Many legal tech startups streamline manual workflow for lawyers, and some legal tech companies provide tech solutions centered around intellectual property (IP). Among them is a startup called Solve Intelligence, which builds AI software specialized for patent attorneys to write drafts for IP analysis and generation.
Solve Intelligence, a Delaware-based legal tech startup, has raised $3 million in funding from investors, including Y Combinator, Amino Capital, General Advance, SAV, Translink Capital and Nomad Capital.
Chief research officer of Solve Sanj Ahilan and CEO of Solve Chris Parsonson both completed PhDs in artificial intelligence at University College London and experienced the time and cost difficulties of getting a patent while working at tech companies such as Huawei and Dyson. Chris also heard from his patent attorney girlfriend that there’s a lack of software available for patent attorneys beyond Microsoft Word.
Ahilan, Parsonson and Angus Parsonson (chief technology officer of Solve Intelligence) founded Solve Intelligence in June 2023 and launched its product in July.
“Patents are fundamentally different from other areas of legal tech because they intersect both technology and patent law,” Chris Parsonson said, adding that drafting a patent requires combining deep technical addition to legal expertise.
“Unlike other legal professionals, many patent attorneys never go to court or review contracts. Instead, they first gain deep technical expertise in a STEM field through an undergraduate, master’s and often a PhD program,” the CEO continued. “They train for years to pass the bar, after which they can become fully qualified patent attorneys. As such, the algorithms and AI systems needed to write and review patents differ from those needed for equivalent tasks in other areas of legal tech.”

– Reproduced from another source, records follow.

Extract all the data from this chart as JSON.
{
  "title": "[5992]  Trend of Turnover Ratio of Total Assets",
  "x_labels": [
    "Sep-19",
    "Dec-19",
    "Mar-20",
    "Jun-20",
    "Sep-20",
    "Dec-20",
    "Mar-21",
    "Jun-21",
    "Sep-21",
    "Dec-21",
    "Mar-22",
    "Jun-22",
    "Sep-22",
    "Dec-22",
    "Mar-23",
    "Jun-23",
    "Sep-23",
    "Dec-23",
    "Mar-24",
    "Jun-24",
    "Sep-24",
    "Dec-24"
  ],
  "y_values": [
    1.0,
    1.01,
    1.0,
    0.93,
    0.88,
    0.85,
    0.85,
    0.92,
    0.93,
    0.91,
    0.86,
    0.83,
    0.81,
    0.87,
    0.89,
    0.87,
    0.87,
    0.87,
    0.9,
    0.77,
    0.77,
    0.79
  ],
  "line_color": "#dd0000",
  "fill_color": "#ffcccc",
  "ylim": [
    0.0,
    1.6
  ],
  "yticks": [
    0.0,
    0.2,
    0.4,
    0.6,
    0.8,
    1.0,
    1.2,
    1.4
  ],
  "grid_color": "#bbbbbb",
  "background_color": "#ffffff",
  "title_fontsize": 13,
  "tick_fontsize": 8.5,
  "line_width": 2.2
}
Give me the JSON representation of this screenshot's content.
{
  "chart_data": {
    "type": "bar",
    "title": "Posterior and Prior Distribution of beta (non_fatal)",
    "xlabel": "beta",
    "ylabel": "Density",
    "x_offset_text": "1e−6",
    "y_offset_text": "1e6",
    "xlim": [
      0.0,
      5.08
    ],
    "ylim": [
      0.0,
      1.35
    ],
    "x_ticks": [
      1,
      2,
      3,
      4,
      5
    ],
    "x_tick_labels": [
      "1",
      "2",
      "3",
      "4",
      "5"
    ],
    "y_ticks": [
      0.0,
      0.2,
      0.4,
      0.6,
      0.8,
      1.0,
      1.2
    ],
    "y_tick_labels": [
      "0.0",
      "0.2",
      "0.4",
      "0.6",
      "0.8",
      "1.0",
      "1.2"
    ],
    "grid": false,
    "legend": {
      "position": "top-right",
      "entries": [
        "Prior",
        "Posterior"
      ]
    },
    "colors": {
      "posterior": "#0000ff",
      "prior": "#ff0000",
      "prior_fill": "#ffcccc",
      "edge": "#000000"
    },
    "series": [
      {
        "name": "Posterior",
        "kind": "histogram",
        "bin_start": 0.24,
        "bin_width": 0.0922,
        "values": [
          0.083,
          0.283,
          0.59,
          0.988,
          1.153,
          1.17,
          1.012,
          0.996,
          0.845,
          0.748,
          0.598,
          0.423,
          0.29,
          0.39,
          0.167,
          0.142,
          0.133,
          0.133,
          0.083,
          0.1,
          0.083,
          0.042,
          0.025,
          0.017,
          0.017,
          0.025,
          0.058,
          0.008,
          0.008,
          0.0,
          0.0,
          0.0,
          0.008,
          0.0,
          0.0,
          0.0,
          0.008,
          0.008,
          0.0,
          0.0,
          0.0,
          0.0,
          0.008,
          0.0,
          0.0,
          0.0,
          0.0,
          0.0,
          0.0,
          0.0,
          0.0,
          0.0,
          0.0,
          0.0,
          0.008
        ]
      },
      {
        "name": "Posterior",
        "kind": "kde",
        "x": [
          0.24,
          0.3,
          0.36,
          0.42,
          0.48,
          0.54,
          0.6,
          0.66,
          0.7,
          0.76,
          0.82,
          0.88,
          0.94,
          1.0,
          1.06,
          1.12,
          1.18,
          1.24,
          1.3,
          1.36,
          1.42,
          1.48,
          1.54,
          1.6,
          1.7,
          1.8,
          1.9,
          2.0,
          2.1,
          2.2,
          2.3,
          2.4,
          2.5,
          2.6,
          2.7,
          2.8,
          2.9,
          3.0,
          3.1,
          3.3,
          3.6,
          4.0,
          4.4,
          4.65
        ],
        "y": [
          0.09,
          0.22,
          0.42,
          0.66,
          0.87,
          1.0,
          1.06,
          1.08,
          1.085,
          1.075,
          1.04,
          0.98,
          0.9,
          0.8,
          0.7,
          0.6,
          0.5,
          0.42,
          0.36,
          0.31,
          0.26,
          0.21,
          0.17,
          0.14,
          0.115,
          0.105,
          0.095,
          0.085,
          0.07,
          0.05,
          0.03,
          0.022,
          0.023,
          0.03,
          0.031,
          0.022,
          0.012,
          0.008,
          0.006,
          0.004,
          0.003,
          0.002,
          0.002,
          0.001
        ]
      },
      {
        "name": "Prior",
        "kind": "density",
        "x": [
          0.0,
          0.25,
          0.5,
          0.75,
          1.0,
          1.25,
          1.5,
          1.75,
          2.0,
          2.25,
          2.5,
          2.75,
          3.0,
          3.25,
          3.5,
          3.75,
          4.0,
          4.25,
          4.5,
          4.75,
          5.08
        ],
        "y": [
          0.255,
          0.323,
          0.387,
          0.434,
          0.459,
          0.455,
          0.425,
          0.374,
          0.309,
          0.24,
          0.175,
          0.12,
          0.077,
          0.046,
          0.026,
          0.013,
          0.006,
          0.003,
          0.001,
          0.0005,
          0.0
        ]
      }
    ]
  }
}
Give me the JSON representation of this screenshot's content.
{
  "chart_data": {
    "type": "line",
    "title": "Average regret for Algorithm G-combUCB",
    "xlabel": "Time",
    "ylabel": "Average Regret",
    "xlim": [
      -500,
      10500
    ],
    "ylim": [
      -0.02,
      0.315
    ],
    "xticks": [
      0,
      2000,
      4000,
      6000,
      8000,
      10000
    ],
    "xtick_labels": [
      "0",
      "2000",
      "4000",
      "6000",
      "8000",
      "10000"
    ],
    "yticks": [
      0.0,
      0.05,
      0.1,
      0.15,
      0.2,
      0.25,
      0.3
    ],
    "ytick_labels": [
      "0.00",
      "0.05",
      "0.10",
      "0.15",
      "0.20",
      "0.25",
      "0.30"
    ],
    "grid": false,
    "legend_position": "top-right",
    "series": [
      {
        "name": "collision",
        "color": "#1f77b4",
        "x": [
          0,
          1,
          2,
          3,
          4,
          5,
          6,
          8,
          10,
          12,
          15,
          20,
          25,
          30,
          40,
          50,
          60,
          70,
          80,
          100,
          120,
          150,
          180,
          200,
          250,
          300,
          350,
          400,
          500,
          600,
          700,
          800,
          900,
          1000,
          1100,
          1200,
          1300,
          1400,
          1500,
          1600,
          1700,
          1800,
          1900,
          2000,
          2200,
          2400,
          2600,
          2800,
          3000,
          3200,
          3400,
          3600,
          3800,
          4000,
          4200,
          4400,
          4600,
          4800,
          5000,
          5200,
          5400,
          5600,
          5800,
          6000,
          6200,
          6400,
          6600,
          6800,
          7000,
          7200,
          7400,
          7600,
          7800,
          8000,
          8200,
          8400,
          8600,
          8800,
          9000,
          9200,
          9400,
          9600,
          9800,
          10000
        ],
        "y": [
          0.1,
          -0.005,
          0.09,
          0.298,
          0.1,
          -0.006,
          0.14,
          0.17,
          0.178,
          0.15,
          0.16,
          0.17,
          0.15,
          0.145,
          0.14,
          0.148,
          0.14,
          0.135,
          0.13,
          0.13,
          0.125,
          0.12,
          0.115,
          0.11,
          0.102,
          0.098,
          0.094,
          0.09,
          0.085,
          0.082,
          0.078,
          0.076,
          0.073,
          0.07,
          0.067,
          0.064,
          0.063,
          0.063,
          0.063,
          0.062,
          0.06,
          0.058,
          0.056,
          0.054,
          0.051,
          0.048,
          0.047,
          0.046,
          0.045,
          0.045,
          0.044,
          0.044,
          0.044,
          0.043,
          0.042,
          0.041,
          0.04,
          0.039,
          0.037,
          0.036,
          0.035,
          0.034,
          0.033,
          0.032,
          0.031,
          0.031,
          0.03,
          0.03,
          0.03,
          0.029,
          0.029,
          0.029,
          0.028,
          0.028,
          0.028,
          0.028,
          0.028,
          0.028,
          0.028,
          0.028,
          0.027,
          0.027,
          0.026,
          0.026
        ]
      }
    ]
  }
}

Solve’s product, an in-browser document editor that works like Google Docs but under the hood, is powered by an AI copilot to help attorneys with intellectual property generation. Its AI solution can identify novelty and non-obviousness and help the R&D process. Each approved patent defines what is “novel” and “non-obvious” about a new technology over all other technologies in the public domain, Parsonson said.
“Our AI will be able to automatically pick out the most promising novel and non-obvious steps, rank them by commercial viability, and send these over to the IP firm working with the tech company to begin drafting the patent,” Parsonson said, adding that the AI product helps with patent portfolio infringement litigation after the patent is drafted.
The startup has over 25 IP firms across the U.S., Europe, Asia and South America using its product. Solve claims many of them report 60-90% efficiency improvements. The outlet, which is in the early stage, is already generating recurring revenue between around $100,000 and $1 million by selling its product on a per-seat subscription basis.
The patent analytics market is projected to increase by $5.18 billion in 2032, up from $1.3 billion in 2022.
Some potential user attorneys don’t want to use the AI product due to confidentiality concerns on generative AI tools like ChatGPT. Undisclosed inventions are highly confidential since they haven’t yet been patented.
“Attorneys who turn us down due to confidentiality concerns generally do not yet understand the difference between large language model training and inference. We believe this will be temporary and will become less of a problem over time as people gain [a] greater understanding of AI,” Parsonson said. “Everything is encrypted both in transit and storage and is stored on enterprise AWS servers, so our customers get all of the state-of-the-art security assurances that come with enterprise AWS servers. Hosting AWS is likely much more secure than many alternative custom hosting solutions, which is one of the reasons cloud computing has become so popular over the last decade.”
Solve says it does not train on clients’ data but uses several “proprietary models, algorithms, sequential LLM calls and retrieval augmented generation (RAG) approaches which have been specialized for patent drafting and more generally for IP analysis and generation.” The startup is getting patents for many of these methods and working with some of its IP firm clients to write these patents with the help of its own AI product.
The startup believes every legal professional will use AI daily within the next five years. “The winners will be those who rapidly iterate their product to something genuinely helpful for legal professionals. That’s why we’ve formed a lean, highly technical team of AI PhDs and software dev experts capable of building the features our users want faster than our competitors,” the CEO said.
Some companies develop software for IP, like PatSnap, Cipher and IPRally, which focus on prior art search and technology classification and clustering for R&D teams. Other legal tech companies, including Harvey AI, Robin AI and Casetext, build software for legal professionals to draft legal contracts and find and incorporate relevant case law, but they do not focus on patents. What Solve zeroes in on is generative tasks (on patents) like drafting and responding to office actions, Parsonson pointed out.
“There are many exciting areas our product will be able to help across the intellectual property lifecycle. Patent drafting is just at the beginning,” Parsonson said.
Solve will use the funding to hire staff, meet the demand of new customers and scale R&D for its next generation of patent drafting features, which it will release over the next couple of months, including “algorithms and processes for using AI to generate and analyze technical drawings, review patents to increase their quality, customize the AI to draft in the unique style of the attorney, and much more.”